Organizational Systems and Quality Leadership
Western Governors University
Leslie Baylor
A. Complete a root cause analysis (RCA) that takes into consideration causative factors that led to the sentinel event (this patient’s outcome).
“A central tenet of Root Cause Analysis (RCA) is to identify underlying problems that increase the likelihood of errors while avoiding the trap of focusing on mistakes by individuals” (AHRQ,
2012). The prevention of errors is the main emphasis of a RCA. The process begins with gathering data in regards to the event, then the data needs to be analyzed, and the final step is to find solutions to the errors that were found so that a reoccurrence of the same error doesn’t occur again. The team should consist of nurses, physicians, pharmacists, therapists, hospital administrators. Once the team is assembled they should work through the RCA process. This should begin with the patient and staff involved in the error being interviewed so data can be obtained that is important to the situation. The team then works together to find the root(s) of the problem. Once the root problem(s) is found the team comes up with solution(s) to help the error to not occur again.

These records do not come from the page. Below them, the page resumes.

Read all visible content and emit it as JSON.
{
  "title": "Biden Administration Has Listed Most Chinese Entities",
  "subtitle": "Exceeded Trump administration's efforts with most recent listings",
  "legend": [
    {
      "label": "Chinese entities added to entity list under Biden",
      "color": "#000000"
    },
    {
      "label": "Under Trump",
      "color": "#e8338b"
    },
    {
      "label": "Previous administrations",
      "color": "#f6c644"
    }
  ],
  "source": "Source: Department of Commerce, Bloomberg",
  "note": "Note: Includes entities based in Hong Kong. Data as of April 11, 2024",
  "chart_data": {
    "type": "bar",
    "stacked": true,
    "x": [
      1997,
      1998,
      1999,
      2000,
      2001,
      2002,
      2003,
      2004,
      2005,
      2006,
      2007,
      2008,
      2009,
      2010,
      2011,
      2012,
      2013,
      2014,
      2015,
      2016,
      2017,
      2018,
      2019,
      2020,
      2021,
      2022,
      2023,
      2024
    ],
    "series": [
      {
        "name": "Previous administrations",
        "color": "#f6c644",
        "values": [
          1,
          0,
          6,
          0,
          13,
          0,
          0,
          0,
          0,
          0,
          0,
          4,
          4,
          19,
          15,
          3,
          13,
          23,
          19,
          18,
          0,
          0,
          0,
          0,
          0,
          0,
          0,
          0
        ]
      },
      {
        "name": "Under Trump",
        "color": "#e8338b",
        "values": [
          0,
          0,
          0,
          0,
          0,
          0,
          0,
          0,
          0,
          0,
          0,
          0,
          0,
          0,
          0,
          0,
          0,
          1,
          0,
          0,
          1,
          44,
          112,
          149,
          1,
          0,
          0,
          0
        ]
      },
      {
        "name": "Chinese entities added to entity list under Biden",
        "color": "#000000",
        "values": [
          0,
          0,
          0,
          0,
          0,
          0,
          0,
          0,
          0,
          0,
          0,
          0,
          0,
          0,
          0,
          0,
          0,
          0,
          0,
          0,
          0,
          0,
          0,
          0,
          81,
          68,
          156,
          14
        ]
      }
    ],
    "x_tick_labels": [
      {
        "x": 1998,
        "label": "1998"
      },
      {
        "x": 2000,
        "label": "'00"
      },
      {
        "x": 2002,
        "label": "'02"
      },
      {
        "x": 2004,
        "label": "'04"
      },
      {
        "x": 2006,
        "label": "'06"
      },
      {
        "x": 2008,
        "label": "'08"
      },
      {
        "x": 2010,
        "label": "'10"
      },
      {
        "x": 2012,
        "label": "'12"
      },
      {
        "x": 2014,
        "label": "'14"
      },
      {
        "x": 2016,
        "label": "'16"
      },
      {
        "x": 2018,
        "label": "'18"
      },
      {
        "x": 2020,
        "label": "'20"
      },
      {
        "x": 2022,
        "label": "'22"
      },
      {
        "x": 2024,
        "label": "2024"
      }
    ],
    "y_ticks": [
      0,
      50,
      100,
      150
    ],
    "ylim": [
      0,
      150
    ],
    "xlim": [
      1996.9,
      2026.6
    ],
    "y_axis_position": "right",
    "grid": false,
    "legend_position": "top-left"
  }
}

There were multiple smaller events that led to the adverse event in the case of Mr. B. When the case is looked at there are several things that can be identified as part of the problem. Human and facility errors can be part of the result of the adverse event that occurred.
In this case Mr. B, a 67 year old male patient presented, to the rural hospital that has a 6 bed
Emergency Department (ED), with severe pain to his left hip secondary to a fall.
While
seeking care he came across some obstacles that led to his death. One of the main obstacles that he ran into was the staffing in the ED, which consisted of only one Registered Nurse (RN),
Nurse J., one Licensed Practical Nurse (LPN), one Physician (MD), Dr. T, and a secretary.